Микулин наклонился за сапогами. Из-под рук со злым писком метнулась рыжая тень. Шмыгнула под рундук.

— Тьфу, погань! — отдернул руку думный. Не мог привыкнуть к длиннохвостым корабельным крысам, крупным, словно кошки. — Тьфу, — плюнул еще раз. В посольском деле надо было привыкать и к такому.

Он натянул сапоги, набросил тулупчик и вышел на палубу. В лицо ударил более резкий, чем в каюте, запах моря, с ног до головы окатила брызгами разбившаяся о борт волна. Порыв ветра ослепил, рванул на груди тулупчик и чуть не вбил назад в каюту. Микулин ударился спиной о косяк, с трудом захлопнул за собой дверь. «Однако, — подумал, — балует море». Хватаясь за леера[18], неуверенно ступая по уходящей из-под ног палубе, шагнул к капитанской рубке.

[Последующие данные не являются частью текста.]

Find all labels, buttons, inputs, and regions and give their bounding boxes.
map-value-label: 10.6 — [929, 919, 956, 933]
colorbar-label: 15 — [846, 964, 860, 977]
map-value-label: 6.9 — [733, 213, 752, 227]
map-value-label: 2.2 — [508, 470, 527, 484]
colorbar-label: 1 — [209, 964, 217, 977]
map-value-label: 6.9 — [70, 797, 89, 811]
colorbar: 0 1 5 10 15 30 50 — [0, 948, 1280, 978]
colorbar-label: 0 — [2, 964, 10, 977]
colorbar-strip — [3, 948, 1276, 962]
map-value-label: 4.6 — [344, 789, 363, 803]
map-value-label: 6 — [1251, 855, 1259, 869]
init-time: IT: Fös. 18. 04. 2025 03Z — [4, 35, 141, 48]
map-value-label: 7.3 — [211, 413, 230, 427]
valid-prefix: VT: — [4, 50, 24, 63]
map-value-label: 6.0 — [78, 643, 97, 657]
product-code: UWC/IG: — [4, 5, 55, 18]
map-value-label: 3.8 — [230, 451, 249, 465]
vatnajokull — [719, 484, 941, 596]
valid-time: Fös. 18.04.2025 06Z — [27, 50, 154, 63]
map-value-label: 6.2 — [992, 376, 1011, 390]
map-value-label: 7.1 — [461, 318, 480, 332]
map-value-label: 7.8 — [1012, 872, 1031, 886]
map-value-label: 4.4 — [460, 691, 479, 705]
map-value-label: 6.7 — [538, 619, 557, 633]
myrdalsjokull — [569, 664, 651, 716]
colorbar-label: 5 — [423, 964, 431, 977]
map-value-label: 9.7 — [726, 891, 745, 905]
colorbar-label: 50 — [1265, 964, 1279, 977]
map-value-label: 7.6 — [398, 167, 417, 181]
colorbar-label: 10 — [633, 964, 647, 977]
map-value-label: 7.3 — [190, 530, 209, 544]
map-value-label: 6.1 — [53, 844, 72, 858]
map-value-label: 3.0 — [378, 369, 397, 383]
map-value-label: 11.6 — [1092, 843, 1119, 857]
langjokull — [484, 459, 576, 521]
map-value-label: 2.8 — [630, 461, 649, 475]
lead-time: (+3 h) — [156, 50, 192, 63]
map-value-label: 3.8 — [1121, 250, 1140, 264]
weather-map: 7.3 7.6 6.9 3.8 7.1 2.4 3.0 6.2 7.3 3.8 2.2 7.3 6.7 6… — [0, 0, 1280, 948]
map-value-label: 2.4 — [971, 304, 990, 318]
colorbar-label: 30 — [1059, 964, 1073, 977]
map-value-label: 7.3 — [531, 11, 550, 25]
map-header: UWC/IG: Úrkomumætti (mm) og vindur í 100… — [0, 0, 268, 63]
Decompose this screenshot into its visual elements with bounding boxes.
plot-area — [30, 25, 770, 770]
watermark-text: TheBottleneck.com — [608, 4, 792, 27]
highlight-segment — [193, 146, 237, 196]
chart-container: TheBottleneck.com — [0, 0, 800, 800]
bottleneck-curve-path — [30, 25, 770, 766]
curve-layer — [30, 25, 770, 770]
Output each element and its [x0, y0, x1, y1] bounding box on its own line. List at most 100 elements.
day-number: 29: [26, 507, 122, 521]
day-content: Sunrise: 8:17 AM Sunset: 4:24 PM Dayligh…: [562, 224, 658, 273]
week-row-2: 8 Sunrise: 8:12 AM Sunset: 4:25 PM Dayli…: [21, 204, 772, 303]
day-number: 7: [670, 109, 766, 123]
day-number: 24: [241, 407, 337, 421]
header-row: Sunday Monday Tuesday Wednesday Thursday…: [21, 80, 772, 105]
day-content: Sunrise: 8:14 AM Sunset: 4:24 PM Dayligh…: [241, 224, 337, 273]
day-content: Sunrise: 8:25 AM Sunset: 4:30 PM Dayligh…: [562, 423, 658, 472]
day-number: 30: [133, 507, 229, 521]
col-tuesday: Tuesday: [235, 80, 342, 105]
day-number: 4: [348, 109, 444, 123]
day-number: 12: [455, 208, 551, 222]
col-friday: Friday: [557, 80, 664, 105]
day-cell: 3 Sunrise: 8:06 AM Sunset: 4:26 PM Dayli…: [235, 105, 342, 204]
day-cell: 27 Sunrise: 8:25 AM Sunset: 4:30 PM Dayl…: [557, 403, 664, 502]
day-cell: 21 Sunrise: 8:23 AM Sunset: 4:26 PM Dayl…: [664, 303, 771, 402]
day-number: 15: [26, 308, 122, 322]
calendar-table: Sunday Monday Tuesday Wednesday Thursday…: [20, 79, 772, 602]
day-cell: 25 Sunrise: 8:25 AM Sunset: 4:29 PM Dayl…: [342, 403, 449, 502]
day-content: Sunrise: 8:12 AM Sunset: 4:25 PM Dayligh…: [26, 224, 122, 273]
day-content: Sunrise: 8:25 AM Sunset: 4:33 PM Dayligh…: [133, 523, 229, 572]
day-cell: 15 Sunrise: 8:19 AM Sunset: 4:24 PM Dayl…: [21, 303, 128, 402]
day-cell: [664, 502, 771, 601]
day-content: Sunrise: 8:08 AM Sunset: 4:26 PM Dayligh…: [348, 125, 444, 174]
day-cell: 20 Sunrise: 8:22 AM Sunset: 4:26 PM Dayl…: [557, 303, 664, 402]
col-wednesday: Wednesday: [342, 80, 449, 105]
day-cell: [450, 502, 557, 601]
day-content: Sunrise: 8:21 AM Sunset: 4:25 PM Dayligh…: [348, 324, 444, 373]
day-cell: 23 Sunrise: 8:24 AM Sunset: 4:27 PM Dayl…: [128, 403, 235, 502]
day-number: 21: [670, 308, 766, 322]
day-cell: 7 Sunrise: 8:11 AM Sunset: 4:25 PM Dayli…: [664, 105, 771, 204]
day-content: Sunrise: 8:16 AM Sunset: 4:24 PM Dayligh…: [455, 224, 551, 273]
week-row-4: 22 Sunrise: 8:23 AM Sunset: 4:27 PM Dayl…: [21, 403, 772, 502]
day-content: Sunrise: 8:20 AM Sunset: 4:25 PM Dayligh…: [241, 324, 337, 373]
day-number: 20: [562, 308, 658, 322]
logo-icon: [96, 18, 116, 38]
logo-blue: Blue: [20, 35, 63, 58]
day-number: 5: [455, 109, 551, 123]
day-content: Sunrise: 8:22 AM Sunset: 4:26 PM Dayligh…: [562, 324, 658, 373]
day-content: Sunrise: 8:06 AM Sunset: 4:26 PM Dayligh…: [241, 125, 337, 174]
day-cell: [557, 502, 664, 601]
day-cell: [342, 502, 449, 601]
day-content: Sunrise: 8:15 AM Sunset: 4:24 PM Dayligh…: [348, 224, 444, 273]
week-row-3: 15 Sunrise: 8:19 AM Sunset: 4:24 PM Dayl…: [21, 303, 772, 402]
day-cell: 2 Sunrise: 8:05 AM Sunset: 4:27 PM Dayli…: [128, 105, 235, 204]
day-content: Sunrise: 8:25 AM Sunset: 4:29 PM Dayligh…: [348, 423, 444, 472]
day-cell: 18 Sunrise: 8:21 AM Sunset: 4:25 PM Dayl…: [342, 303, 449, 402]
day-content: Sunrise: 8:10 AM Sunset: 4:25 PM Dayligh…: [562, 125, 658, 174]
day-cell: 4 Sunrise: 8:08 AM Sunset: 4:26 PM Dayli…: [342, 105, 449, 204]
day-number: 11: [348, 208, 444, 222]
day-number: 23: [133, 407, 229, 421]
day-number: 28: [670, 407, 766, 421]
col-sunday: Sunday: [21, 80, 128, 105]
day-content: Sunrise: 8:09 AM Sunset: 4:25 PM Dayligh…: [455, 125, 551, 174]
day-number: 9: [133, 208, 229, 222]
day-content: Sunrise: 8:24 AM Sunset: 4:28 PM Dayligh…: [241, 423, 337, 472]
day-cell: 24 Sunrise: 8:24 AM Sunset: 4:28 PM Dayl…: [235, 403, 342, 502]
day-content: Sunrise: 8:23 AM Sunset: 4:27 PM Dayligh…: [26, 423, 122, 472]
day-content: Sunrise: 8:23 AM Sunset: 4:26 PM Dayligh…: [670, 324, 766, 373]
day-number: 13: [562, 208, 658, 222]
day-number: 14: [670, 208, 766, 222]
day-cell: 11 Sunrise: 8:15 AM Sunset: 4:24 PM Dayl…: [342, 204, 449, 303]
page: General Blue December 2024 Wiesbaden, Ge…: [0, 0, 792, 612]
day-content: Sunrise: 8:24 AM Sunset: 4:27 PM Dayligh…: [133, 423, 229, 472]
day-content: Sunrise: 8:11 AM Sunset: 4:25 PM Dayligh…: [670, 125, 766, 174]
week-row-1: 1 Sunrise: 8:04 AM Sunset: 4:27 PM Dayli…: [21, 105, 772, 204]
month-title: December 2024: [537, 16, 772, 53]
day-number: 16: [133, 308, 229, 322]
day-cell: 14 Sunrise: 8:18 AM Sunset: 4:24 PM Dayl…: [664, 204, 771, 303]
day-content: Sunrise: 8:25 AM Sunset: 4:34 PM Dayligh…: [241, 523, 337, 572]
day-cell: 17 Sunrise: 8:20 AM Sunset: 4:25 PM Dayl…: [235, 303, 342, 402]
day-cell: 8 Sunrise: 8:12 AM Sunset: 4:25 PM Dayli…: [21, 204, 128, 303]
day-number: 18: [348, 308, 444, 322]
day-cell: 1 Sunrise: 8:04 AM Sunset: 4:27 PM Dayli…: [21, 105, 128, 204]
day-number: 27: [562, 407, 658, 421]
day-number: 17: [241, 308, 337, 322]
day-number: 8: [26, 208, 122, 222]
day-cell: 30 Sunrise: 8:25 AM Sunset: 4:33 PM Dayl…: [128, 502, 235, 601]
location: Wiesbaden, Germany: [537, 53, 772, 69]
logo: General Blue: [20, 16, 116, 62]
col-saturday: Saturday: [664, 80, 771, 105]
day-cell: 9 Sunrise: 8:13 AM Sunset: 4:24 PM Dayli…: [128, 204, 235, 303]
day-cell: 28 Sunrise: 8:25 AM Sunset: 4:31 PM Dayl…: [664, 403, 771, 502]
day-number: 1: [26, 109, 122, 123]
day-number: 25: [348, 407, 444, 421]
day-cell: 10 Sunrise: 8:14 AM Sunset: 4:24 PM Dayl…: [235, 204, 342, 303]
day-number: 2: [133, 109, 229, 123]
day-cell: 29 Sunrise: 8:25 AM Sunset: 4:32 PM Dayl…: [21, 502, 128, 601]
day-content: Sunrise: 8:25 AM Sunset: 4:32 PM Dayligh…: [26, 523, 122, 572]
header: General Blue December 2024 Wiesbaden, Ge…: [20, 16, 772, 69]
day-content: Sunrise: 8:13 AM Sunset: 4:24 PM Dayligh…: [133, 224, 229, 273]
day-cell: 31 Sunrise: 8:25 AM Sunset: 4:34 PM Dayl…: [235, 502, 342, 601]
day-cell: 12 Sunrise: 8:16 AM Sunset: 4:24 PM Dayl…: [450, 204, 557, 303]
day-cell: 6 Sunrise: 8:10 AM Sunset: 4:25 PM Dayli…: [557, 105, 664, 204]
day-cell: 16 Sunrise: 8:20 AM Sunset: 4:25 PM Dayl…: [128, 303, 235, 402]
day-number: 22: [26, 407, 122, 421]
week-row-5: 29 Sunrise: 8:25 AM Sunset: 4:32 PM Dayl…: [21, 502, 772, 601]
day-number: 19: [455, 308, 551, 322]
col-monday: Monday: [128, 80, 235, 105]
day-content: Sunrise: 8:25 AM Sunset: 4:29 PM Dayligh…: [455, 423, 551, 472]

Галиот[19] вздымало, как на качелях. Постепенно глаза обвыклись, и Микулин увидел несущиеся с левого борта на галиот громады валов. Они показались много выше корабельных мачт. На вершинах валов закипала пена. Такого думный дворянин еще не видел и невольно вжал голову в плечи. Вал упал, не дойдя до борта, рассыпался пенными брызгами. И сей же миг следом за ним полез горой к небу второй вал — еще грозней, еще круче. Горб набухал, медленно и неотвратимо вздымался, наливаясь пугающей чернотой. Вал прорезали ослепительно белые жгуты пены, как грозовую тучу сполохи молний. Но галиот скользнул наискось и, развалив вал на две пелены, выскочил на гребень.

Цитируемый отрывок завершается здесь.